The Silence of Power
While brief, eyewitness accounts of Washington’s impressive riding skills were commonplace, historians past and present have failed to recognize the importance of his distinction as one of the finest horse trainers on either side of the Atlantic. To be sure, Thomas Jefferson characterized him as “the best horseman of his age, and the most graceful figure that could be seen on horseback.” Yet few politicians and writers at that time understood the equestrian arts well enough to fathom the general’s genius in that arena. Our only glimpse comes from the marquis de Chastellux, a French nobleman, military officer, and philosopher who served as liaison between Washington and the French forces that ultimately helped defeat the British during the Siege of Yorktown in 1781. Chastellux published his complete recollections of the American War of Independence five years later, including a description of his subsequent travels through the newly formed United States. Because of his literary talent and acute sense of observation, he produced what are still considered the most vivid descriptions of George Washington as an effective yet profoundly human leader in wartime. A peacetime visit to Mount Vernon gave Chastellux a still deeper understanding of his former comrade in arms.
Two crucial aspects of Washington’s life and personality made it difficult for anyone to know him intimately, let alone write about him effectively: his preference for silence over casual conversation and the vast amount of time he spent in the saddle, for business as well as pleasure. As an accomplished equestrian himself, Chastellux was simply able to go where few men had gone before — riding with the Revolutionary War hero, on one of his exquisitely trained horses, no less.

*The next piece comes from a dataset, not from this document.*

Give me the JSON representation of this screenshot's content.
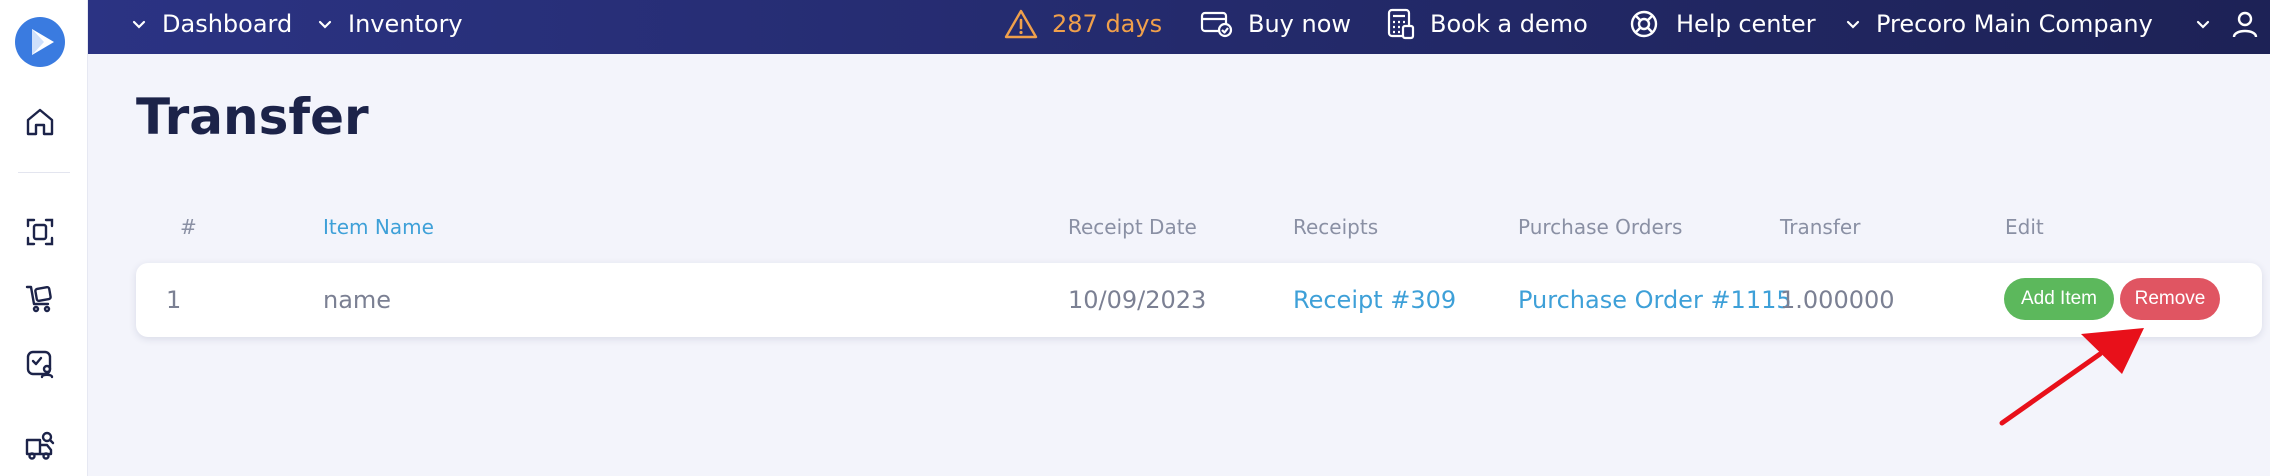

“The weather being fair,” Chastellux wrote, “I got on horseback, after breakfasting with the General. He was so attentive as to give me the horse he rode on the day of my arrival, which I had greatly commended. I found him as good as he is handsome, but above all well broke and well trained having a good mouth, easy in hand, and stopping short in a gallop without bearing on the bit. I mention these minute particulars, because it is the General himself who breaks all his own horses, and he is a very excellent and bold horseman, leaping the highest fences, and going extremely quick, without standing upon his stirrups, bearing on the bridle, or letting his horse run wild.”
Washington could not have used abusive dominance techniques to create a mount of this caliber. In equestrian terms, he taught the horse to “carry himself” with the utmost grace and responsiveness. The general rode with a light yet persuasive touch, creating an agile, thoughtful partner rather than a dissociative, machinelike mode of transportation. And Chastellux, a man who’d visited the stables of European royalty, was impressed.